13 dezembro 2012

Violência contra as mulheres choca a sociedade caririense - Por: Wilson Rodrigues


A violência contra a mulher pode ser de diversas formas que não uma agressão sociopática de natureza sexual e perversa no sentido psicanalítico do termo, até formas mais sutis como assedio sexual, discriminação e desvalorização do trabalho domestico. Mas a violência intrafamiliar, que se manifesta por agressões físicas, psicológicas e sociais, é a que predomina na natureza machista dos agressores. Estes temas foram discutidos na VIII campanha “ 16 dias de ativismo pelo fim da violência contra a mulher”, realizada no Crato entre os dias 20 de novembro e 10 de dezembro com a participação de autoridades judiciárias, defensores públicos, advogados e representantes do conselho municipal de defesa da mulher. Os encontros e palestras aconteceram em vários locais distintos. Na Universidade Regional do Cariri ocorreu na ultima quinta feira um seminário em que foi abordado o tema “Desafios e as Perspectivas”. No sábado dia oito, no auditório da REFFSA, aconteceu a palestra da defensora publica, Monica Barroso, da coordenadoria de mulheres do Ceará, seguido do show do cantor e compositor, Tião Sampaio. Na segunda feira dia 10 o evento foi encerrado com um circulo de luz na Praça da Sé onde foram acesas 218 velas para lembrar as 218 mulheres assassinadas no Cariri nos últimos 10 anos.

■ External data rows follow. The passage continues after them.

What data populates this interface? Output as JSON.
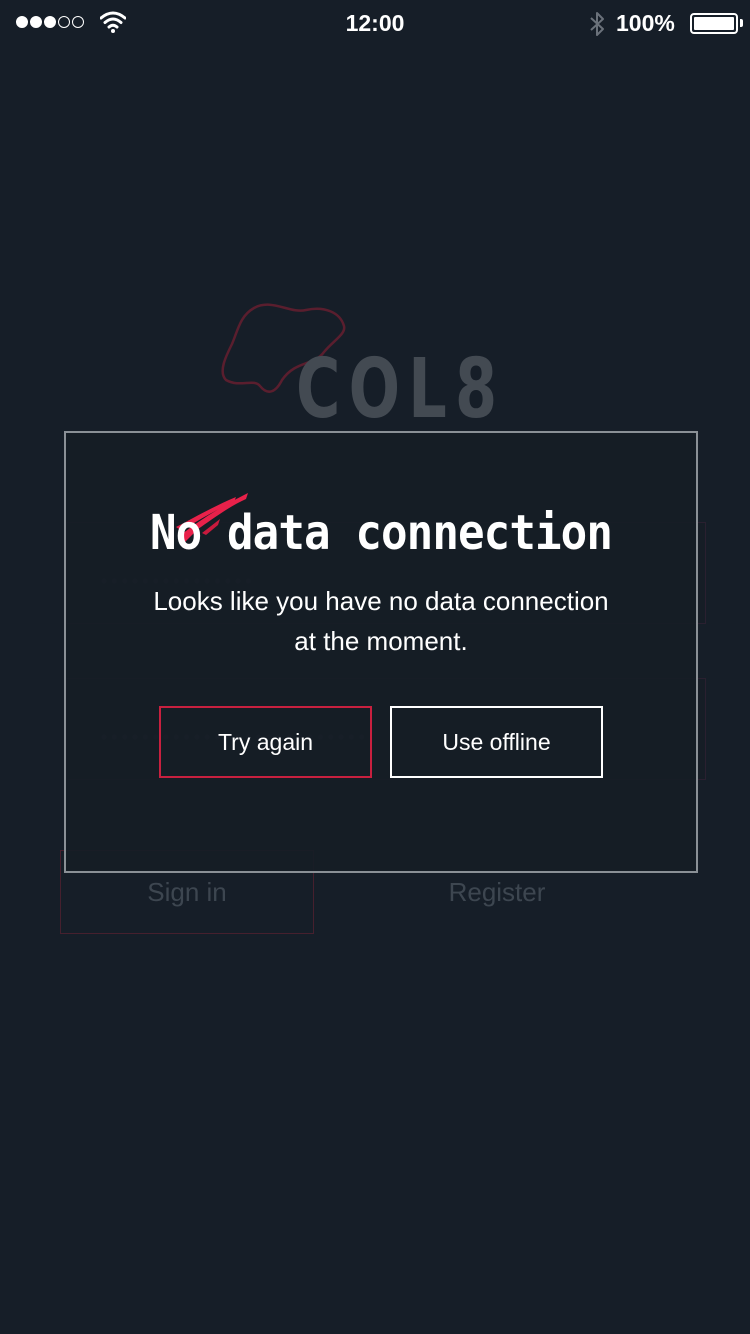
{
  "status_bar": {
    "time": "12:00",
    "battery": "100%",
    "signal_icon": "signal-dots-icon",
    "wifi_icon": "wifi-icon",
    "bluetooth_icon": "bluetooth-icon",
    "battery_icon": "battery-icon"
  },
  "background": {
    "logo_text": "COL8",
    "sign_in_label": "Sign in",
    "register_label": "Register"
  },
  "dialog": {
    "title": "No data connection",
    "message_line1": "Looks like you have no data connection",
    "message_line2": "at the moment.",
    "try_again_label": "Try again",
    "use_offline_label": "Use offline"
  },
  "colors": {
    "background": "#161e28",
    "accent": "#e8214a",
    "dialog_border": "#8a9096",
    "text": "#ffffff"
  }
}
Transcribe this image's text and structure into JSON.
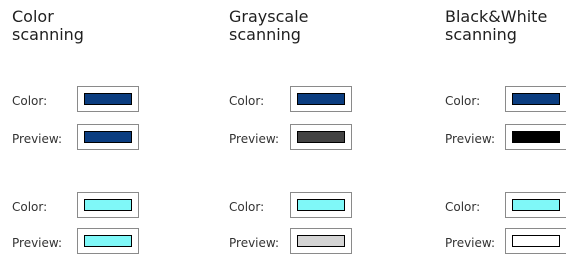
{
  "columns": [
    {
      "heading_line1": "Color",
      "heading_line2": "scanning",
      "rows": [
        {
          "label": "Color:",
          "swatch": "#0b3d80"
        },
        {
          "label": "Preview:",
          "swatch": "#0b3d80"
        },
        {
          "label": "Color:",
          "swatch": "#7ff8f8"
        },
        {
          "label": "Preview:",
          "swatch": "#7ff8f8"
        }
      ]
    },
    {
      "heading_line1": "Grayscale",
      "heading_line2": "scanning",
      "rows": [
        {
          "label": "Color:",
          "swatch": "#0b3d80"
        },
        {
          "label": "Preview:",
          "swatch": "#434343"
        },
        {
          "label": "Color:",
          "swatch": "#7ff8f8"
        },
        {
          "label": "Preview:",
          "swatch": "#d4d4d4"
        }
      ]
    },
    {
      "heading_line1": "Black&White",
      "heading_line2": "scanning",
      "rows": [
        {
          "label": "Color:",
          "swatch": "#0b3d80"
        },
        {
          "label": "Preview:",
          "swatch": "#000000"
        },
        {
          "label": "Color:",
          "swatch": "#7ff8f8"
        },
        {
          "label": "Preview:",
          "swatch": "#ffffff"
        }
      ]
    }
  ]
}
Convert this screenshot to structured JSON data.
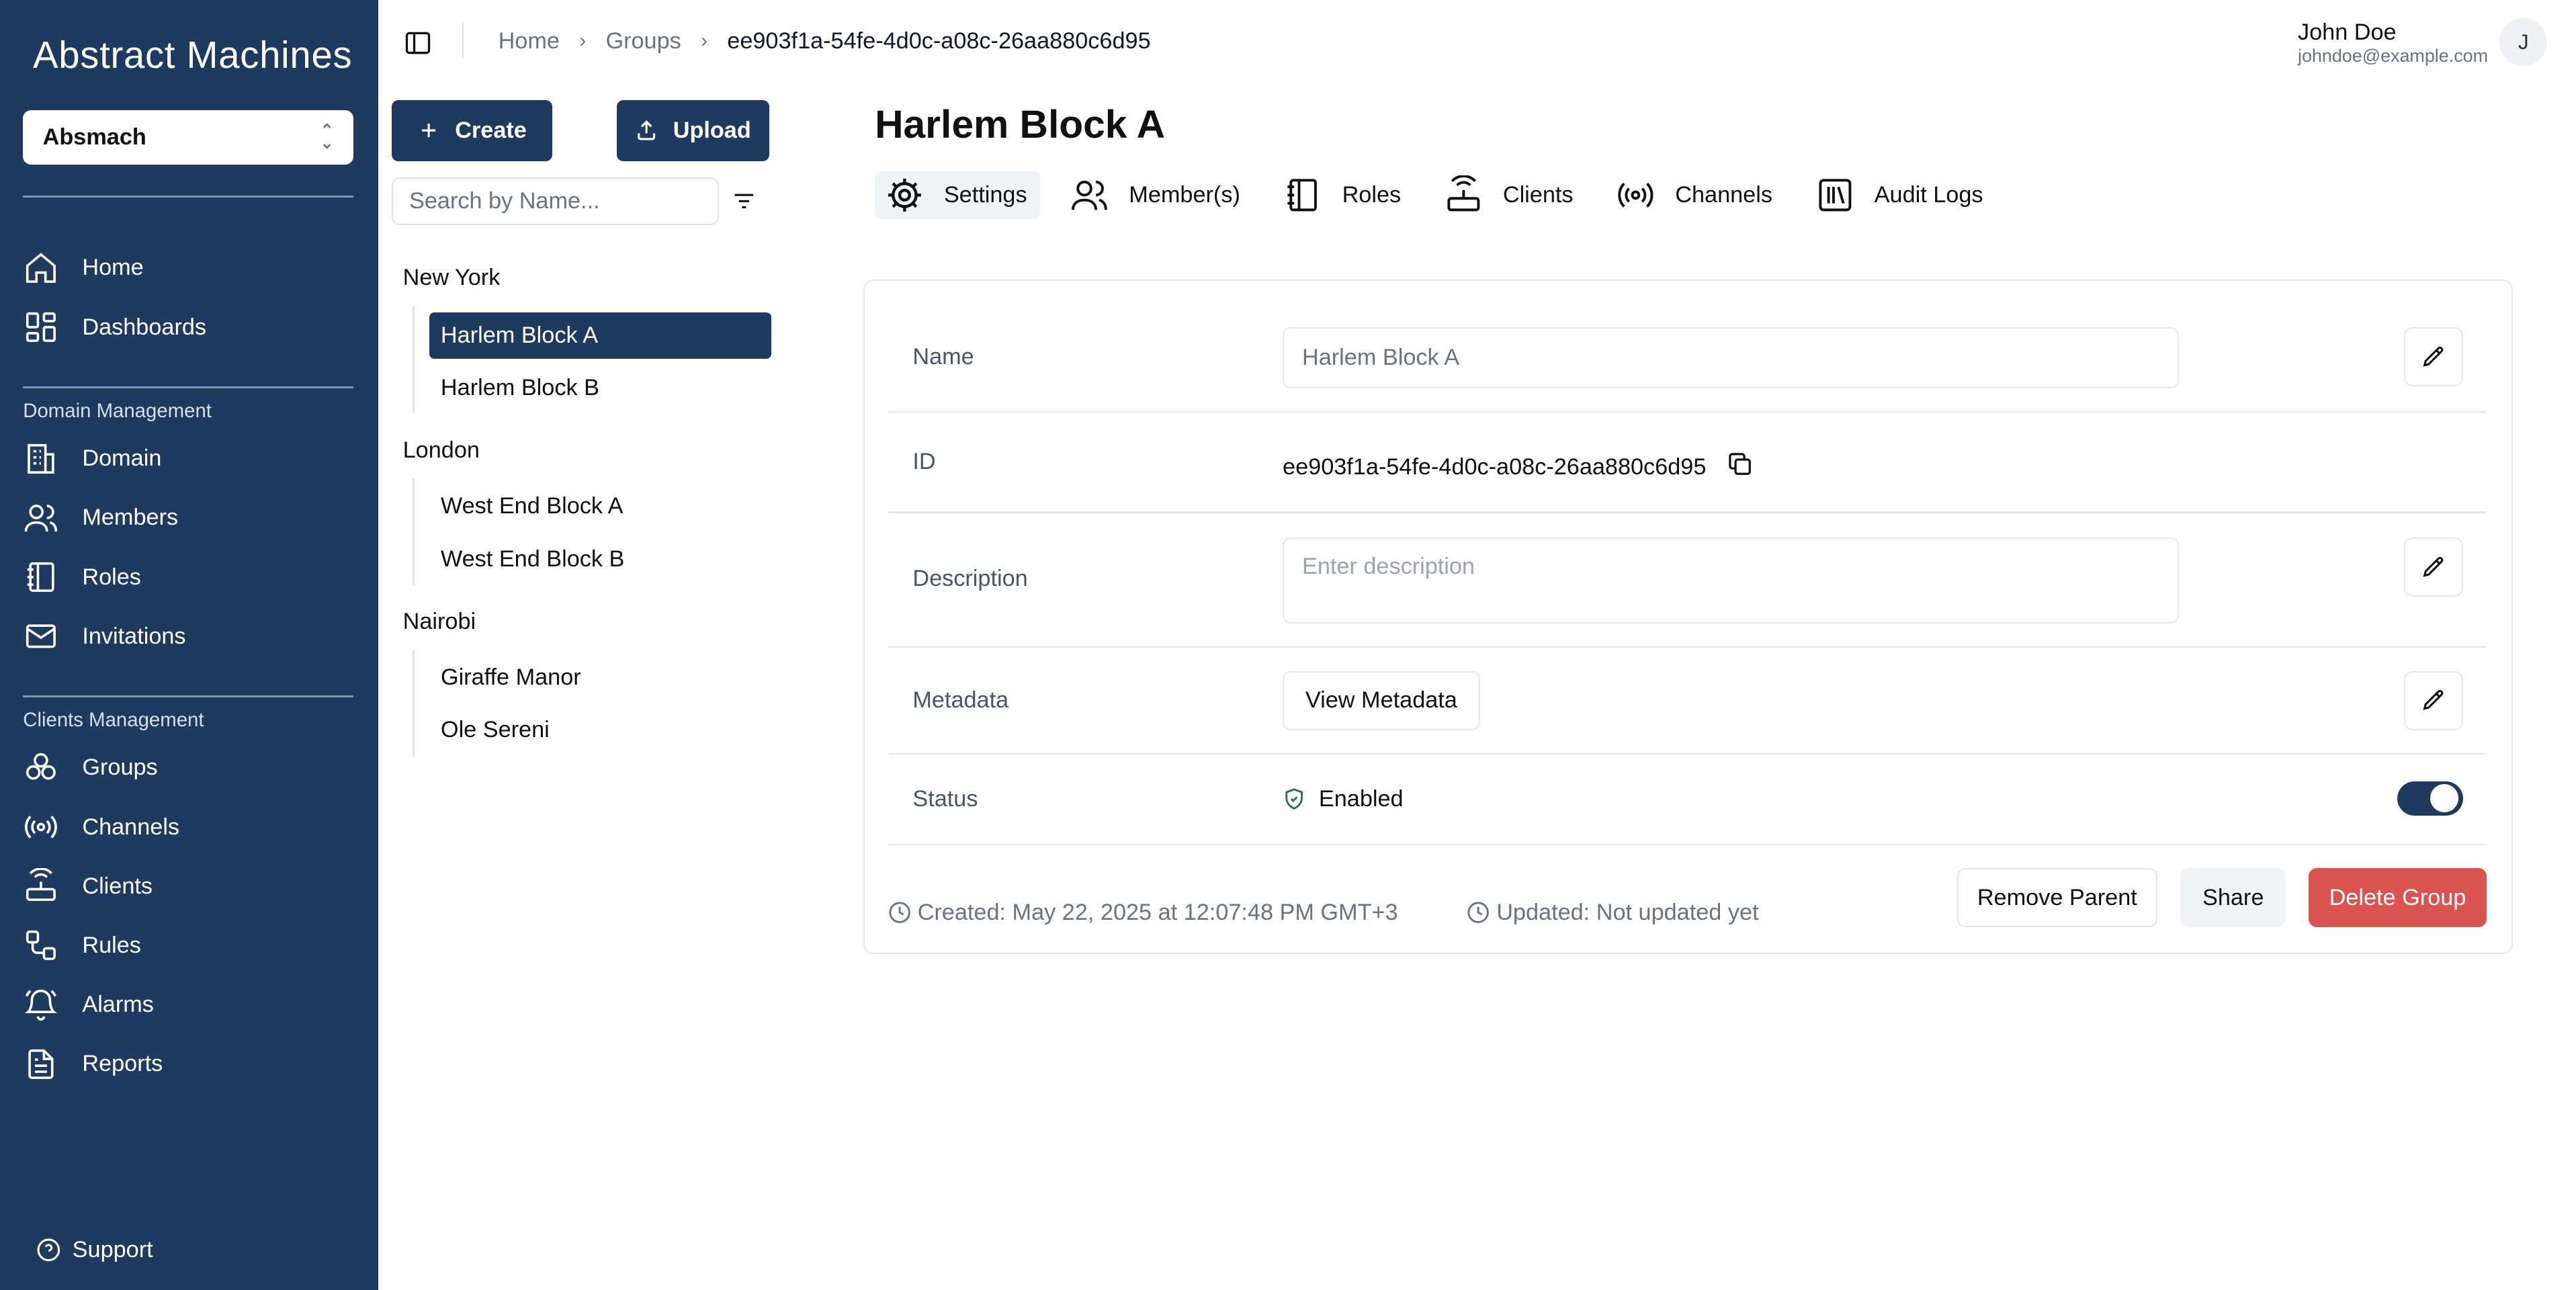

O mapa da violência contra a mulher no Brasil, no Ceará e no Cariri esteve na mesa das discussões durante os 16 dias de ativismo. As estatísticas mostram que de 1980 a 2010 foram assassinadas mais de 90 mil mulheres no Brasil. A pesquisa revelou ainda que, a cada segundo uma mulher é espancada no País e a cada minuto uma é assassinada, disse a estudiosa no assunto, Francisca Alves, do conselho municipal de combate a violência contra a mulher no Crato. Ela conta que até o final de novembro de 2012 quatro mulheres foram assassinadas no município, no Cariri foram 18 assassinatos no mesmo período e nos últimos dez anos foram 218 uma media de 21 mulheres a cada ano, quase duas por mês. O machismo com 46 % e o alcoolismo com 31 % são apontados como principais fatores das agressões. Ainda segundo Francisca, tem crescido o numero de mulheres que procura o conselho se dizendo vitima de agressão. Este ano foram 144 casos, superando os anos de 2011, 2010 e 2009. “A dificuldade maior no combate a violência contra a mulher é a burocracia, a falta de estrutura de nossas policias, poder judiciário e ministério publico. Segundo a conselheira, o artigo 18 da Lei Maria da Penha manda o juiz decidir em 48 horas os pedidos das medidas protetivas de urgência e acabam indo parar no Tribunal de Justiça onde o resultado demora mais de 60 dias”, concluiu Francisco Alves.

Mas para a defensora publica do estado, Monica Barroso, a violência contra a mulher não tem aumentado. O que está evidente, segundo ela, é que as mulheres se sentiam desprotegidas antes da lei Maria da Penha e não denunciavam seus agressores e os casos não se tornavam públicos. Segundo Monica Barroso a violência que vemos hoje contra a mulher, sempre existiu. Para a bacharela em direito, Gerislandia Matias Grangeiro, ex diretora do centro de referencia da mulher de Juazeiro do Norte, os casos mais freqüentes de violência contra a mulher são a psicológica, a física, sexual e patrimonial, alem de moral e assedio sexual. Garante que as campanhas de combate as agressões vêm conseguindo estabilizar o quadro. “Precisamos melhorar a nossa rede de atendimento. Aqui no Juazeiro a estrutura que temos tem sido capaz de prestar os serviços necessários, porem ainda há muitas carências nesta área no município”, disse ela.

No final dos 16 dias de ativismo pelo fim da violência contra a mulher os participantes  assinaram uma carta aberta reivindicando ao governo do estado melhorias na infraestrutura na rede de atendimento as vitimas no Crato, tais como, o pleno funcionamento da delegacia da mulher 24 horas, concurso para formação de delegadas, instalação de um centro de referencia no município, casa abrigo e agilidade no atendimento das medidas protetivas por parte da justiça.